L’obbligo di iscriversi al sindacato significava da una parte il controllo della massa di operai, ma anche incassi provenienti dai contributi pagati. I sindacati arrivarono, con il passare del tempo, ad accumulare patrimoni impressionati.



”I sindacati avevano molti soldi, i contributi ammontavano all’1 o al 2% dello stipendio e c’erano 6-7 milioni di membri in tutto il Paese. Si accumulava una somma enorme e non veniva spesa tutta. Per i sindacati c’è stato un ottimo periodo. Mi trovavo bene con i sindacati, perché non ero troppo impegnato politicamente. Facevo parte della Sezione internazionale dei sindacati e mi piaceva tanto. Parlavo con polacchi, cechi, bulgari, parlavamo in russo, una lingua che conoscevamo abbastanza bene tutti. Qualche volta sono stato a Mosca, in delegazione in Bulgaria, a Varsavia, in tutti i Paesi socialisti. Nel 1963 mi hanno mandato anche in Corea. C’erano riviste, giornali, quello dei sindacati era ”Munca” / Il Lavoro. Il movimento sindacale era una forza, ma naturalmente una forza utilizzata dal partito.” – ha dichiarato Vlad Nisipeanu.

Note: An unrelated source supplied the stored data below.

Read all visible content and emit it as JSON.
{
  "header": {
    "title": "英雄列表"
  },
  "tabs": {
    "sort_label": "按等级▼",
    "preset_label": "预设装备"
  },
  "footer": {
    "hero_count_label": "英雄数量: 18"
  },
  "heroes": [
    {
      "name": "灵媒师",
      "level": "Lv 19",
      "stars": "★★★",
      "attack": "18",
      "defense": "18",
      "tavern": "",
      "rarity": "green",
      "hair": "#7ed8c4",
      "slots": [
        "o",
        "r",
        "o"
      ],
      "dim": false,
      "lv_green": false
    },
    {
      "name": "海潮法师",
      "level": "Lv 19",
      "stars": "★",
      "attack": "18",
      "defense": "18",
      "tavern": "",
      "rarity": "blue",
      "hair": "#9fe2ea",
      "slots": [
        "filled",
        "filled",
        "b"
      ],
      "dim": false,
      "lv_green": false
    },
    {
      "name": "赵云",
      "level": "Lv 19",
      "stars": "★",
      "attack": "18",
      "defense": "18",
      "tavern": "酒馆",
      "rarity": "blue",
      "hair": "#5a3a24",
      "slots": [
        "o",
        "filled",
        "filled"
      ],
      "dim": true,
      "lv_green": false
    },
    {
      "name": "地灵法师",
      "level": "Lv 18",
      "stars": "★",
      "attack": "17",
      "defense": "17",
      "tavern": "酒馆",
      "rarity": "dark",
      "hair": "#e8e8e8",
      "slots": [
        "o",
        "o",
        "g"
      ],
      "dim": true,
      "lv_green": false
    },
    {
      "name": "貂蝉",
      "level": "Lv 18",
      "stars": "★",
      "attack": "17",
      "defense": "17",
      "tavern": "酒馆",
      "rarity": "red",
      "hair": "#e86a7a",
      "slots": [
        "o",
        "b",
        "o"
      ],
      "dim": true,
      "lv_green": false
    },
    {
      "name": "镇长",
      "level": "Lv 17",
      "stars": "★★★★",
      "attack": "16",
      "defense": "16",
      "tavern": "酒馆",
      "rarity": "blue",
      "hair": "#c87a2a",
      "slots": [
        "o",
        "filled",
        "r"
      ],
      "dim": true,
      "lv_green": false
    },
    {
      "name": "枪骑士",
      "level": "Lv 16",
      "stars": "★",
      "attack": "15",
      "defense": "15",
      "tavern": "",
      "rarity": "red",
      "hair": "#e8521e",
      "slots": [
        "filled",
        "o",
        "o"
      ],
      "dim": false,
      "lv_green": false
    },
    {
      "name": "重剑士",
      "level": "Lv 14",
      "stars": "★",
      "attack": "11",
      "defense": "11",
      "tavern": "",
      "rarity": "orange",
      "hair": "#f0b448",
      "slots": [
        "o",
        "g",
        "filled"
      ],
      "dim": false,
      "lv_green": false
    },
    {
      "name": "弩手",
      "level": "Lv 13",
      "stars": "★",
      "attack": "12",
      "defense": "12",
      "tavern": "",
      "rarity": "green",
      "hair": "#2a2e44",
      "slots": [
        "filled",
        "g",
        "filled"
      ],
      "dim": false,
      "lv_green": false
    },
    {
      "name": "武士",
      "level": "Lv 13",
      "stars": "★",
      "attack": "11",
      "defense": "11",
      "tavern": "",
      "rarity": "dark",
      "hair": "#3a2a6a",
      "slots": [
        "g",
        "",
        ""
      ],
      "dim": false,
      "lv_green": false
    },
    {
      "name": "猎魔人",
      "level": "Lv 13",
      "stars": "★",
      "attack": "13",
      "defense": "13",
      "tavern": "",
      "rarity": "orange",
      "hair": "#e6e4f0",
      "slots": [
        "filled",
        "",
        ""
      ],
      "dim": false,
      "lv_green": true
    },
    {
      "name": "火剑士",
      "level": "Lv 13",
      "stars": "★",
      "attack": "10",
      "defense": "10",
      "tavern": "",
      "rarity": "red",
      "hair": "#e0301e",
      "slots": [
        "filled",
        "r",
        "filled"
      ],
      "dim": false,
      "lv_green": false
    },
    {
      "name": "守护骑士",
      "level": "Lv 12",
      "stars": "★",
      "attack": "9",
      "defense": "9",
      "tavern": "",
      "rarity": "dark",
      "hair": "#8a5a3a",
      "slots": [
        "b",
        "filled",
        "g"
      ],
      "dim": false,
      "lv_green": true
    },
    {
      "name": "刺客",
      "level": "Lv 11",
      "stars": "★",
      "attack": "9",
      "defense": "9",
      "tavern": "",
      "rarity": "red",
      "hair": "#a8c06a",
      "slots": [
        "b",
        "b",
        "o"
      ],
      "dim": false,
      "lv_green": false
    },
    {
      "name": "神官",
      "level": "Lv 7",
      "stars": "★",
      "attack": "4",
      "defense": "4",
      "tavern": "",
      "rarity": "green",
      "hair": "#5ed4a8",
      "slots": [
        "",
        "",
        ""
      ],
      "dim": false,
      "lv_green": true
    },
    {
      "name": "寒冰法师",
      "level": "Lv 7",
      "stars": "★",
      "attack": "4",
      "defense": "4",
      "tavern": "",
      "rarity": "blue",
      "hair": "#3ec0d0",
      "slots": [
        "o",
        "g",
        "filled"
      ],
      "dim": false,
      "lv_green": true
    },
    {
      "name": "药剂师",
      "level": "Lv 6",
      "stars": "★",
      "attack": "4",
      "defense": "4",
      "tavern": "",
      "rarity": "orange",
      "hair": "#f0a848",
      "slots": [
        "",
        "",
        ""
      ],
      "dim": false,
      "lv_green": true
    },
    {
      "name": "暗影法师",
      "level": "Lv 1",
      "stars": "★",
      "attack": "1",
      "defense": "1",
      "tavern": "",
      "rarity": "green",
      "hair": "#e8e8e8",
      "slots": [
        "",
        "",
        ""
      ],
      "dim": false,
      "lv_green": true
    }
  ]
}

I sindacati romeni organizzavano anche congressi cui invitavano persino attivisti comunisti dell’Occidente. Vlad Nisipeanu si è ricordato di un episodio con una giovane attivista del Cile.



”Ai congressi avevamo invitati di altri Paesi, anche dei Paesi capitalisti, occidentali. Ricordo che una volta è venuta al congresso una bella ragazza, giornalista e attivista sindacale di un Paese dell’America Latina, del Cile. Non poteva dire nel suo Paese che andava in un Paese comunista, per cui aveva chiesto il visto per la Spagna o per la Francia. Da lì è partita per la Romania. Però, il giorno dopo, il suo nome è apparso sul giornale. Ho cercato di tagliare il testo, che non fosse menzionato il nome, ma sono apparse anche foto. Poi c’era un altro problema: all’aeroporto le avevano messo il timbro sul passaporto. Che fare? Al ritorno nel suo Paese l’avrebbero arrestata perché era andata in un Paese comunista. Alla partenza, siccome era molto carina e simpatica e mi dispiaceva molto per lei, le ho suggerito che nell’aereo, non appena attraversato l’oceano, poteva buttare il passaporto al bagno. Così avrebbe pagato solo una multa di 5 dollari e si sarebbe liberata del passaporto con il timbro della Romania che avrebbe potuto crearle problemi a casa.”



Nel periodo comunista i sindacati romeni hanno funzionato sullo stesso modello dello stato e della società. Sebbene avessero in mano numerosi strumenti del potere che esercitavano, la gente vedeva in essi solo strumenti del regime, e non associazioni di difesa degli interessi degli operai.